The two groups performed similarly on most laboratory tests. However, it was a particular memory test in which those participants who had used MDMA scored significantly worse. The people with problems demonstrated difficulty in remembering what distinguishing border framed a specific picture. They had complications remembering right away and an hour later. This demonstrates that memory problems can occur within a year, even with a moderate amount of MDMA use. This makes it clear to scientists and hopefully makes it clear to people around the world, that this drug is not as harmless as previously suspected.
What Are The Common Side Effects Of The Drug?
For most people that take a single “hit” of XTC, the effects will last anywhere between three and six hours. Once the person swallows the pill or tablet, it takes approximately 15 minutes before the ecstasy dissolves and enters the bloodstream. From there, it moves rapidly to the brain. Within 45 minutes, the person will start to experience the “high” associated with MDMA use. People who use it report feeling hyperactive and very alert. That is the reason it is often used in the nightclub scene, people can dance for hours at a time without needing to take a rest. During this high, some users will experience changes in perception (for example, they may have an enhanced sense of touch) or lose sense of time.
However, the effects are not pleasant for everyone taking the drug. Some users become agitated or anxious; others may experience chills or sweating and some feel dizzy or faint. There are a number of other physical signs, such as increased blood pressure, increased heart rate, blurred vision, nausea and muscle tension. Many users experience a forceful clenching of the teeth. The emotional side effects include depression, anxiety and sadness. While the euphoric sensations of the drug may last several hours, these negative side effects can last for days.
Physical Dangers Associated With The Drug
Because the users of MDMA are often engaging in vigorous activity in a relatively narrow and warm environment, dehydration can become a serious problem. Even though dehydration may not seem like a serious issue at first glance; considering that ecstasy already interferes with our body’s own ability to regulate temperature, it could lead to dangerous overheating. This dangerous overheating can lead to kidney or heart problems – it may even prove to be fatal. Because the user tends to feel sad or depressed after the effects begin to wear off, users take multiple small doses within a short period in order to keep the euphoric effects going. This may impede the heart’s ability to maintain its normal rhythms and also increases the risk of seizures.

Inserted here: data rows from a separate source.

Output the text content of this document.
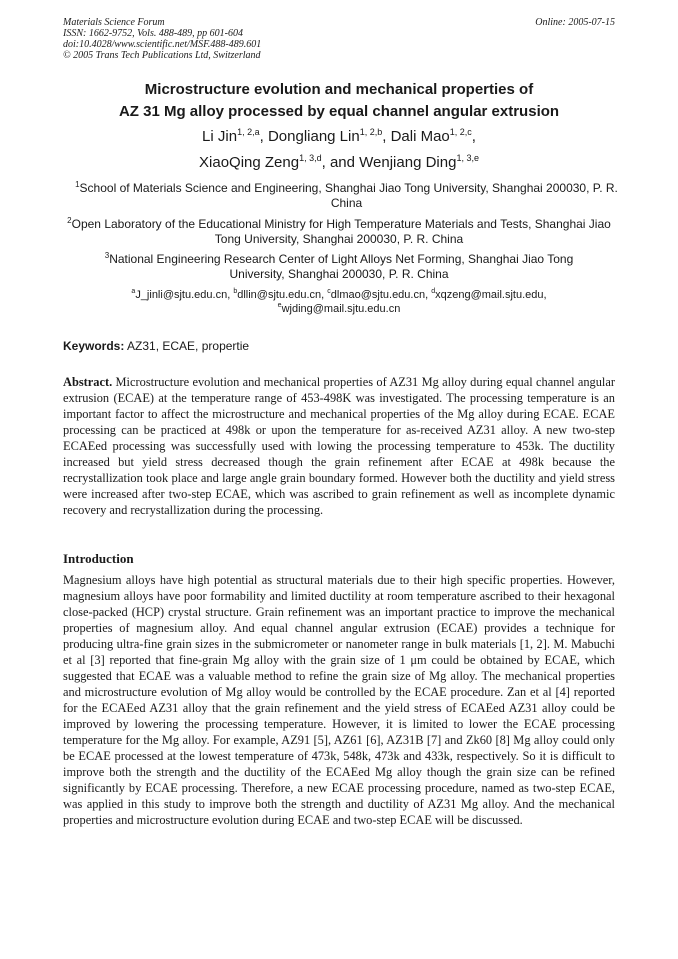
Materials Science Forum
ISSN: 1662-9752, Vols. 488-489, pp 601-604
doi:10.4028/www.scientific.net/MSF.488-489.601
© 2005 Trans Tech Publications Ltd, Switzerland
Online: 2005-07-15
Microstructure evolution and mechanical properties of
AZ 31 Mg alloy processed by equal channel angular extrusion
Li Jin$^{1, 2,a}$, Dongliang Lin$^{1, 2,b}$, Dali Mao$^{1, 2,c}$,
XiaoQing Zeng$^{1, 3,d}$, and Wenjiang Ding$^{1, 3,e}$
$^1$School of Materials Science and Engineering, Shanghai Jiao Tong University, Shanghai 200030, P. R. China
$^2$Open Laboratory of the Educational Ministry for High Temperature Materials and Tests, Shanghai Jiao Tong University, Shanghai 200030, P. R. China
$^3$National Engineering Research Center of Light Alloys Net Forming, Shanghai Jiao Tong University, Shanghai 200030, P. R. China
$^a$J_jinli@sjtu.edu.cn, $^b$dllin@sjtu.edu.cn, $^c$dlmao@sjtu.edu.cn, $^d$xqzeng@mail.sjtu.edu,
$^e$wjding@mail.sjtu.edu.cn
Keywords: AZ31, ECAE, propertie
Abstract. Microstructure evolution and mechanical properties of AZ31 Mg alloy during equal channel angular extrusion (ECAE) at the temperature range of 453-498K was investigated. The processing temperature is an important factor to affect the microstructure and mechanical properties of the Mg alloy during ECAE. ECAE processing can be practiced at 498k or upon the temperature for as-received AZ31 alloy. A new two-step ECAEed processing was successfully used with lowing the processing temperature to 453k. The ductility increased but yield stress decreased though the grain refinement after ECAE at 498k because the recrystallization took place and large angle grain boundary formed. However both the ductility and yield stress were increased after two-step ECAE, which was ascribed to grain refinement as well as incomplete dynamic recovery and recrystallization during the processing.
Introduction
Magnesium alloys have high potential as structural materials due to their high specific properties. However, magnesium alloys have poor formability and limited ductility at room temperature ascribed to their hexagonal close-packed (HCP) crystal structure. Grain refinement was an important practice to improve the mechanical properties of magnesium alloy. And equal channel angular extrusion (ECAE) provides a technique for producing ultra-fine grain sizes in the submicrometer or nanometer range in bulk materials [1, 2]. M. Mabuchi et al [3] reported that fine-grain Mg alloy with the grain size of 1 μm could be obtained by ECAE, which suggested that ECAE was a valuable method to refine the grain size of Mg alloy. The mechanical properties and microstructure evolution of Mg alloy would be controlled by the ECAE procedure. Zan et al [4] reported for the ECAEed AZ31 alloy that the grain refinement and the yield stress of ECAEed AZ31 alloy could be improved by lowering the processing temperature. However, it is limited to lower the ECAE processing temperature for the Mg alloy. For example, AZ91 [5], AZ61 [6], AZ31B [7] and Zk60 [8] Mg alloy could only be ECAE processed at the lowest temperature of 473k, 548k, 473k and 433k, respectively. So it is difficult to improve both the strength and the ductility of the ECAEed Mg alloy though the grain size can be refined significantly by ECAE processing. Therefore, a new ECAE processing procedure, named as two-step ECAE, was applied in this study to improve both the strength and ductility of AZ31 Mg alloy. And the mechanical properties and microstructure evolution during ECAE and two-step ECAE will be discussed.
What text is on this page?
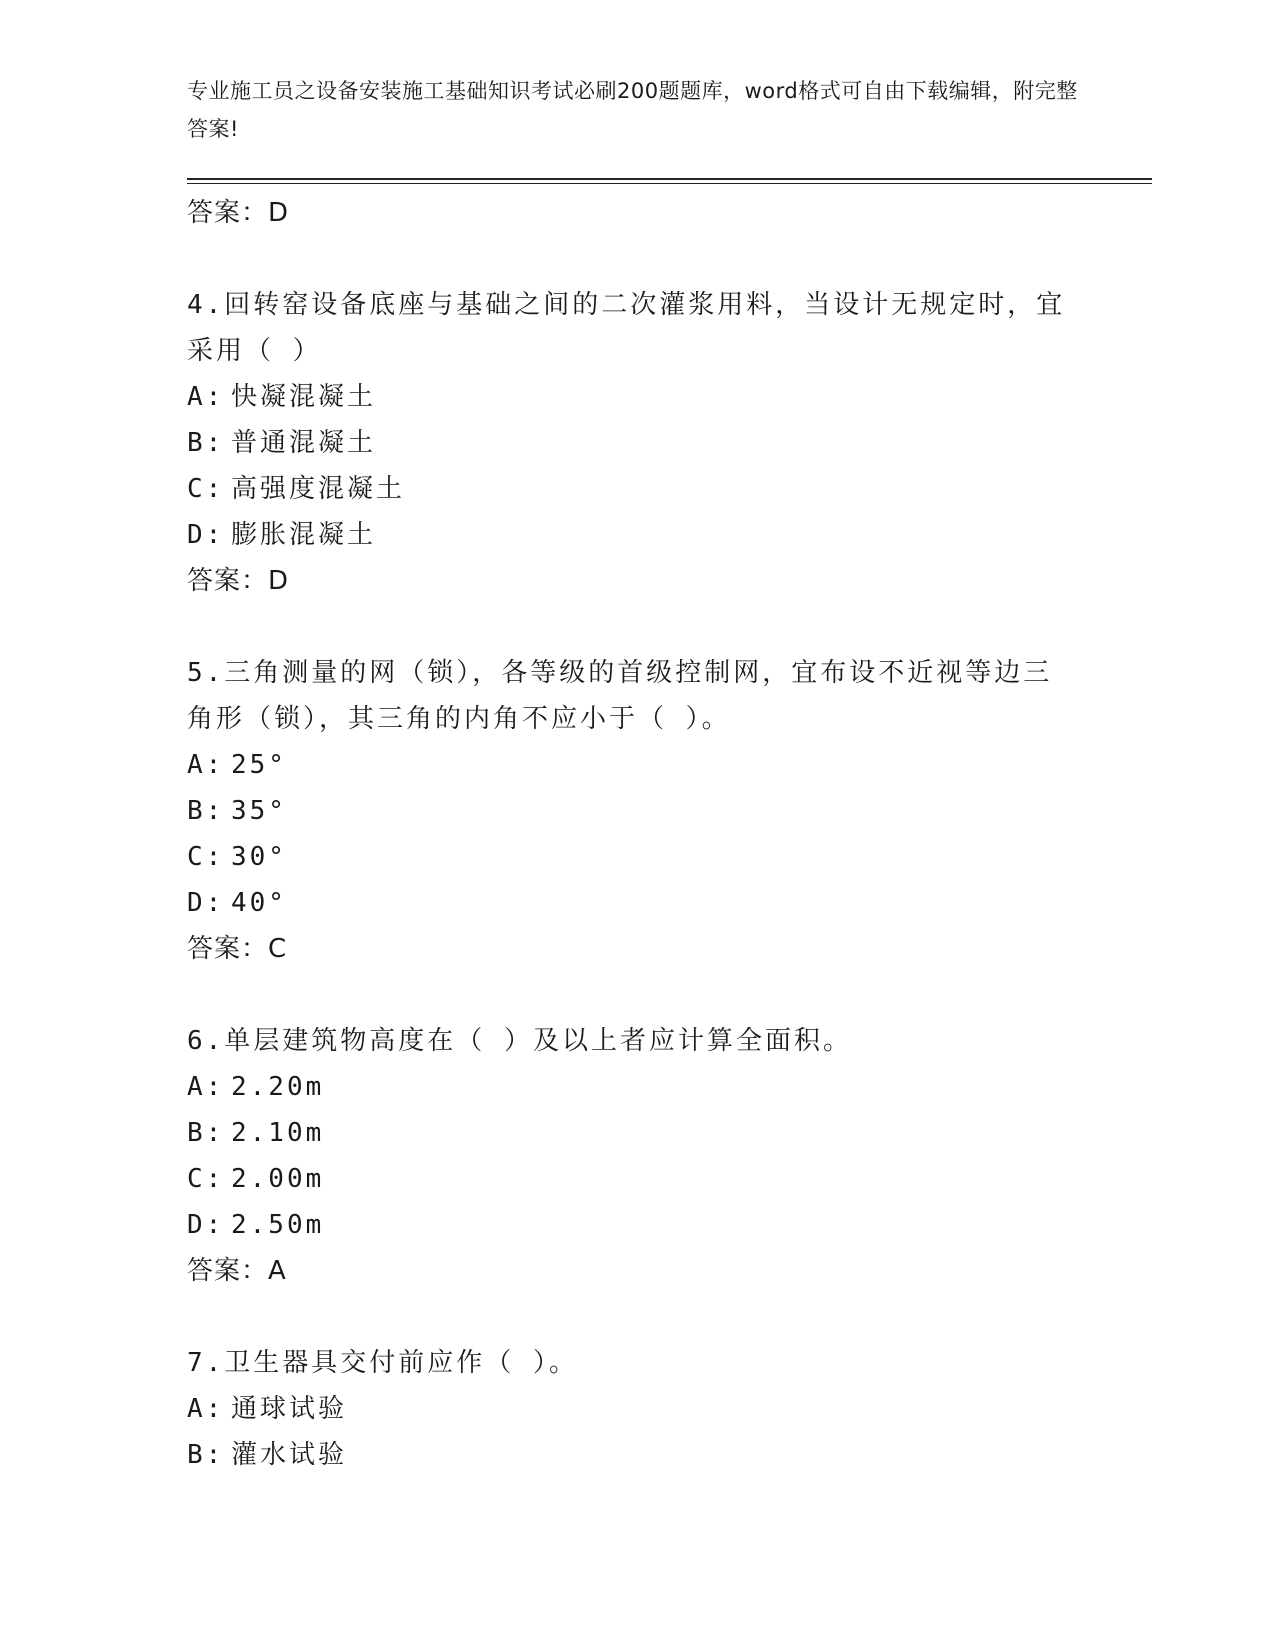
专业施工员之设备安装施工基础知识考试必刷200题题库，word格式可自由下载编辑，附完整答案!
答案：D
4.回转窑设备底座与基础之间的二次灌浆用料，当设计无规定时，宜采用（ ）
A: 快凝混凝土
B: 普通混凝土
C: 高强度混凝土
D: 膨胀混凝土
答案：D
5.三角测量的网（锁），各等级的首级控制网，宜布设不近视等边三角形（锁），其三角的内角不应小于（ ）。
A: 25°
B: 35°
C: 30°
D: 40°
答案：C
6.单层建筑物高度在（ ）及以上者应计算全面积。
A: 2.20m
B: 2.10m
C: 2.00m
D: 2.50m
答案：A
7.卫生器具交付前应作（ ）。
A: 通球试验
B: 灌水试验
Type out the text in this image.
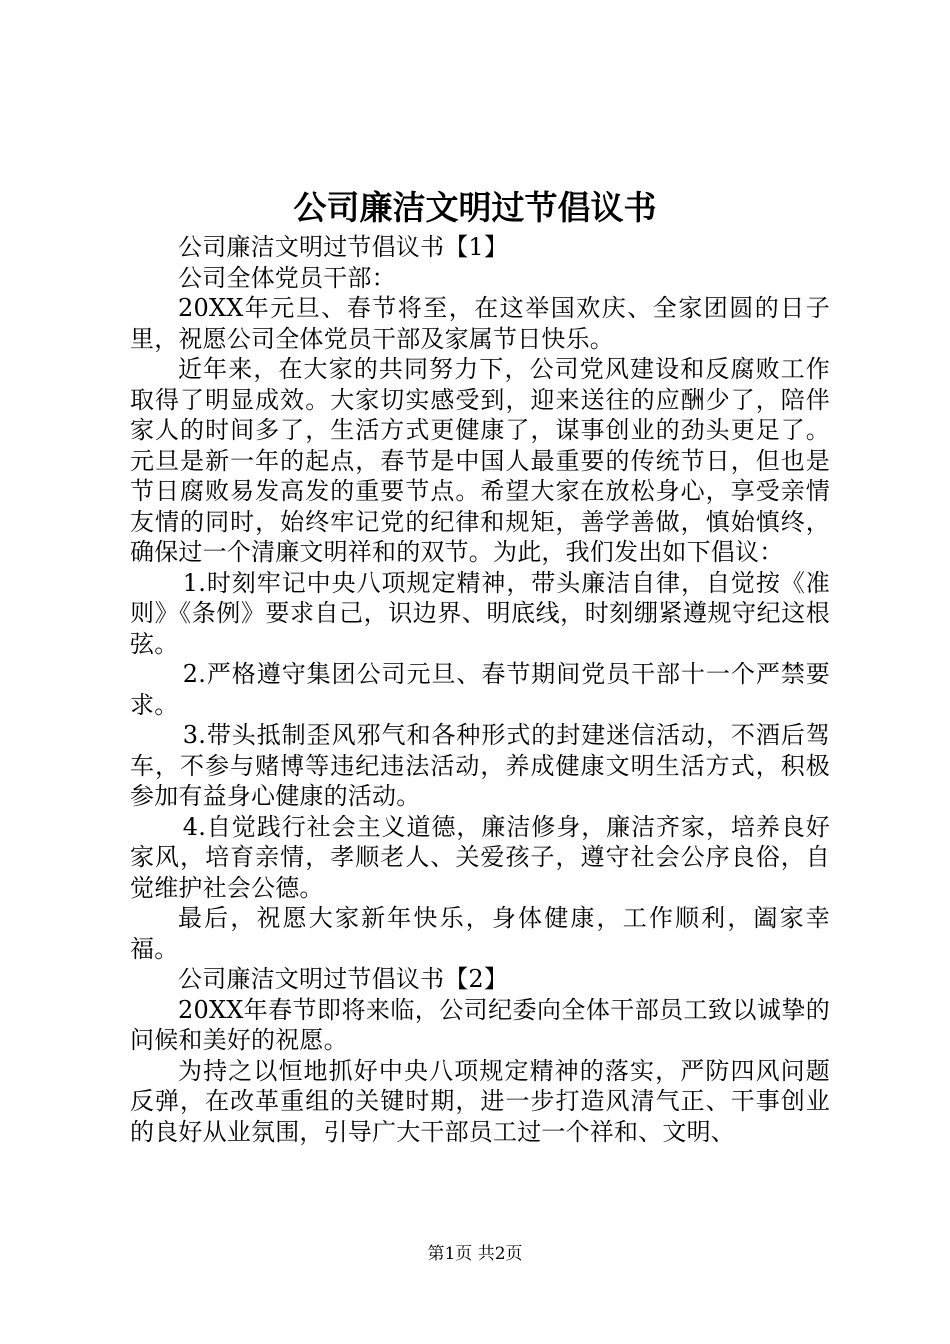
公司廉洁文明过节倡议书

公司廉洁文明过节倡议书【1】

公司全体党员干部：

20XX年元旦、春节将至，在这举国欢庆、全家团圆的日子里，祝愿公司全体党员干部及家属节日快乐。

近年来，在大家的共同努力下，公司党风建设和反腐败工作取得了明显成效。大家切实感受到，迎来送往的应酬少了，陪伴家人的时间多了，生活方式更健康了，谋事创业的劲头更足了。元旦是新一年的起点，春节是中国人最重要的传统节日，但也是节日腐败易发高发的重要节点。希望大家在放松身心，享受亲情友情的同时，始终牢记党的纪律和规矩，善学善做，慎始慎终，确保过一个清廉文明祥和的双节。为此，我们发出如下倡议：

1.时刻牢记中央八项规定精神，带头廉洁自律，自觉按《准则》《条例》要求自己，识边界、明底线，时刻绷紧遵规守纪这根弦。

2.严格遵守集团公司元旦、春节期间党员干部十一个严禁要求。

3.带头抵制歪风邪气和各种形式的封建迷信活动，不酒后驾车，不参与赌博等违纪违法活动，养成健康文明生活方式，积极参加有益身心健康的活动。

4.自觉践行社会主义道德，廉洁修身，廉洁齐家，培养良好家风，培育亲情，孝顺老人、关爱孩子，遵守社会公序良俗，自觉维护社会公德。

最后，祝愿大家新年快乐，身体健康，工作顺利，阖家幸福。

公司廉洁文明过节倡议书【2】

20XX年春节即将来临，公司纪委向全体干部员工致以诚挚的问候和美好的祝愿。

为持之以恒地抓好中央八项规定精神的落实，严防四风问题反弹，在改革重组的关键时期，进一步打造风清气正、干事创业的良好从业氛围，引导广大干部员工过一个祥和、文明、

第1页 共2页
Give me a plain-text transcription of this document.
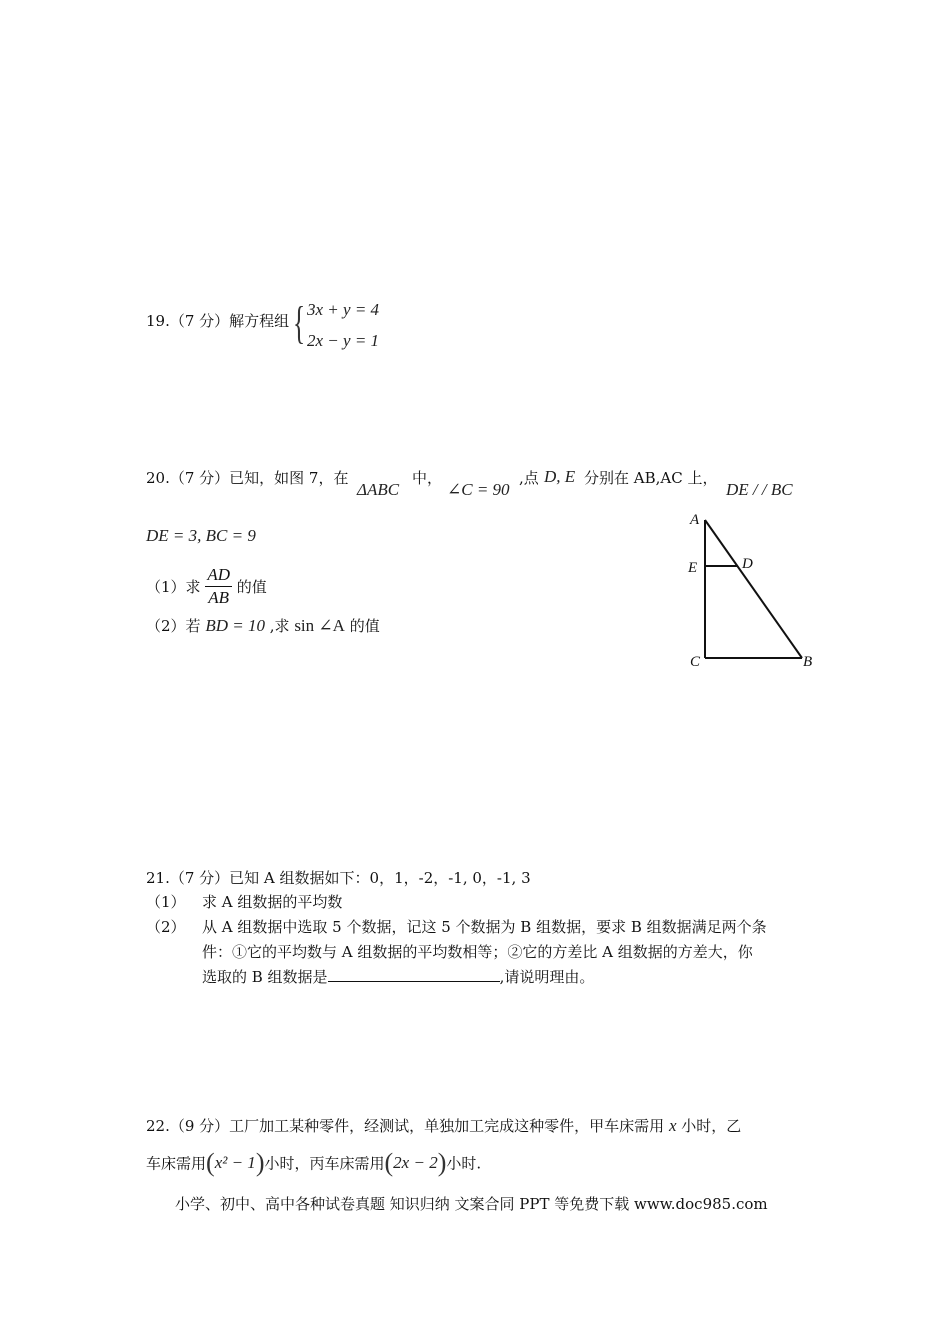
19.（7 分）解方程组 { 3x + y = 4
2x − y = 1
20.（7 分）已知，如图 7，在
ΔABC
中，
∠C = 90
,点 D, E 分别在 AB,AC 上，
DE / / BC
DE = 3, BC = 9
（1）求 $\frac{AD}{AB}$ 的值
（2）若 BD = 10 ,求 sin ∠A 的值
A
E	D
C	B
21.（7 分）已知 A 组数据如下：0，1，-2，-1, 0，-1, 3
（1） 求 A 组数据的平均数
（2） 从 A 组数据中选取 5 个数据，记这 5 个数据为 B 组数据，要求 B 组数据满足两个条
件：①它的平均数与 A 组数据的平均数相等；②它的方差比 A 组数据的方差大，你
选取的 B 组数据是	,请说明理由。
22.（9 分）工厂加工某种零件，经测试，单独加工完成这种零件，甲车床需用 x 小时，乙
车床需用(x² − 1)小时，丙车床需用(2x − 2)小时.
小学、初中、高中各种试卷真题 知识归纳 文案合同 PPT 等免费下载 www.doc985.com
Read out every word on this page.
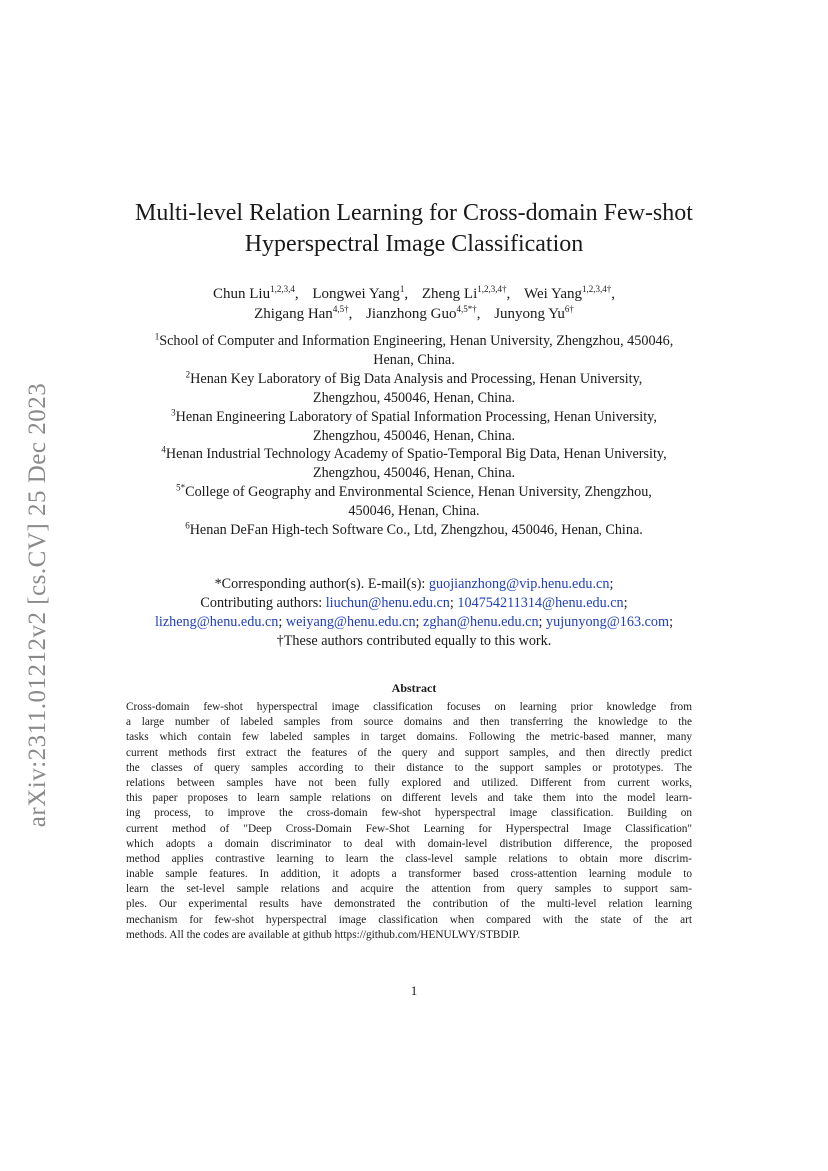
arXiv:2311.01212v2 [cs.CV] 25 Dec 2023
Multi-level Relation Learning for Cross-domain Few-shot
Hyperspectral Image Classification
Chun Liu$^{1,2,3,4}$, Longwei Yang$^1$, Zheng $Li^{1,2,3,4\dagger}$, Wei Yang$^{1,2,3,4\dagger}$,
Zhigang Han$^{4,5\dagger}$, Jianzhong Guo$^{4,5*\dagger}$, Junyong $Yu^{6\dagger}$
$^1$School of Computer and Information Engineering, Henan University, Zhengzhou, 450046,
Henan, China.
$^2$Henan Key Laboratory of Big Data Analysis and Processing, Henan University,
Zhengzhou, 450046, Henan, China.
$^3$Henan Engineering Laboratory of Spatial Information Processing, Henan University,
Zhengzhou, 450046, Henan, China.
$^4$Henan Industrial Technology Academy of Spatio-Temporal Big Data, Henan University,
Zhengzhou, 450046, Henan, China.
$^{5*}$College of Geography and Environmental Science, Henan University, Zhengzhou,
450046, Henan, China.
$^6$Henan DeFan High-tech Software Co., Ltd, Zhengzhou, 450046, Henan, China.
*Corresponding author(s). E-mail(s): guojianzhong@vip.henu.edu.cn;
Contributing authors: liuchun@henu.edu.cn; 104754211314@henu.edu.cn;
lizheng@henu.edu.cn; weiyang@henu.edu.cn; zghan@henu.edu.cn; yujunyong@163.com;
†These authors contributed equally to this work.
Abstract
Cross-domain few-shot hyperspectral image classification focuses on learning prior knowledge from
a large number of labeled samples from source domains and then transferring the knowledge to the
tasks which contain few labeled samples in target domains. Following the metric-based manner, many
current methods first extract the features of the query and support samples, and then directly predict
the classes of query samples according to their distance to the support samples or prototypes. The
relations between samples have not been fully explored and utilized. Different from current works,
this paper proposes to learn sample relations on different levels and take them into the model learn-
ing process, to improve the cross-domain few-shot hyperspectral image classification. Building on
current method of "Deep Cross-Domain Few-Shot Learning for Hyperspectral Image Classification"
which adopts a domain discriminator to deal with domain-level distribution difference, the proposed
method applies contrastive learning to learn the class-level sample relations to obtain more discrim-
inable sample features. In addition, it adopts a transformer based cross-attention learning module to
learn the set-level sample relations and acquire the attention from query samples to support sam-
ples. Our experimental results have demonstrated the contribution of the multi-level relation learning
mechanism for few-shot hyperspectral image classification when compared with the state of the art
methods. All the codes are available at github https://github.com/HENULWY/STBDIP.
1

Increased Risks To The Brain
In order to understand why XTC may damage the brain, it is important to understand that messages from our brain and the rest of our bodies travel through neurons (nerve cells). Scientists believe that ecstasy may affect those nerve cells that use the monoamine neurotransmitter serotonin, in order to send messages to other nerve cells. The serotonin system is an important factor in our sensitivity to pain, sleep patterns, sexual activity, aggression and overall mood.
More studies need to be done to determine whether the brain damage caused by XTC is permanent or whether the patient can reverse the effects by no longer using. Animal studies determined that the damage done to the brain that occurred after a mere four days of exposure to high dosages of ecstasy was still present six or seven years later. The one silver lining in that situation is that scientists noted that some nerve fibers started to grow back in the same place that those damaging toxic reactions had taken place. However, even if the nerve fibers were repaired, scientists are not sure if they worked in the same capacity as the damaged nerve fibers. It should be obvious by now that XTC is not the harmless drug that people once believed it was.